ESTOY IN BUENOS AIRES :D



BLOG TIME AGAIN!! I've yet to succeed at keeping a blog for an entire experience, but maybe this summer will be the charm. I'm following Che Guevara's Motorcycle Diaries path, so if I'm going to be inspired to write, this ought to be the summer. He kept a diary, so I should too. So here's to recording my adventure through South America as I follow Che and research the role of midwifery in South American society. Hope you enjoy the ride! :D

STOP #1: Buenos Aires

Buenos Aires (called B.A. by everyone) is AMAZING! I love the city! It really reminds me of NYC at times. There is so much to see and so much to do, both during the day and at night. And it really is a city that never sleeps! Great transition from Spain because the lifestyle is so similar :D While the lifestyle hasn’t taken much adapting to, the Spanish definitely has. It is so…different (I shouldn’t say bizarre just because I don’t like it). It took a lot of adjusting to. I’ve gone from one extreme of Spanish to another. In Spain they cut off the final ‘s’ sound of words, spoke with a lisp, and pronounced all their v’s as b’s. Here in Argentina, they don’t really open their mouth when speaking (MAJOR lack of enunciating) and they pronounce all their ‘l’ and ‘y’ sounds as ‘ja.’
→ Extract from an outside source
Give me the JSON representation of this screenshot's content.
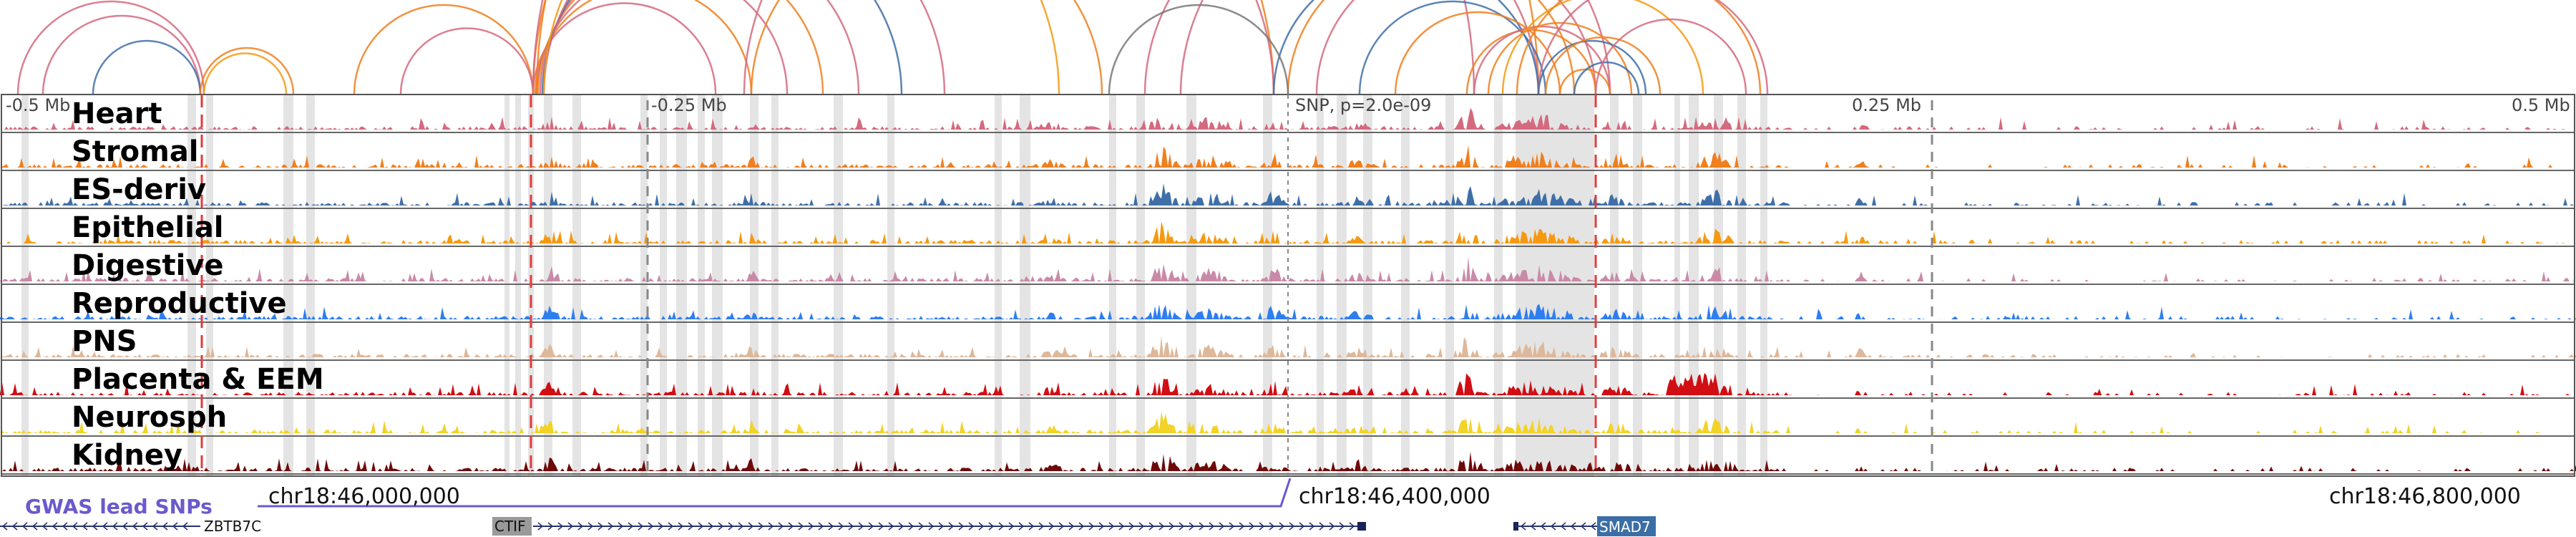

How ridiculously confusing this can be is best exemplified by a woman I was talking to who was saying “I already called her.” In Spanish: Yo ya llamo ella. When she spoke, all I heard was ja-jibberish: Jo ja jjamo eja. Umm, come again! I know I understand Spanish- I left Spain confident in my understanding abilities, but when I first got here I had to think so hard. There’s a friend from UNC who’s also here and her family is Colombian. She’s spoken Spanish and been around it all her life and she even said that her first week here she had major difficulties. Glad to know I’m not the only one! Slowly but surely, though, it’s gotten better. I’ve adjusted to the vocabularly differences (such as the use aca instead of aqui, etc) and I’m finally at the point where the ‘ja’ doesn’t completely throw me off. I expect it now, woot woot!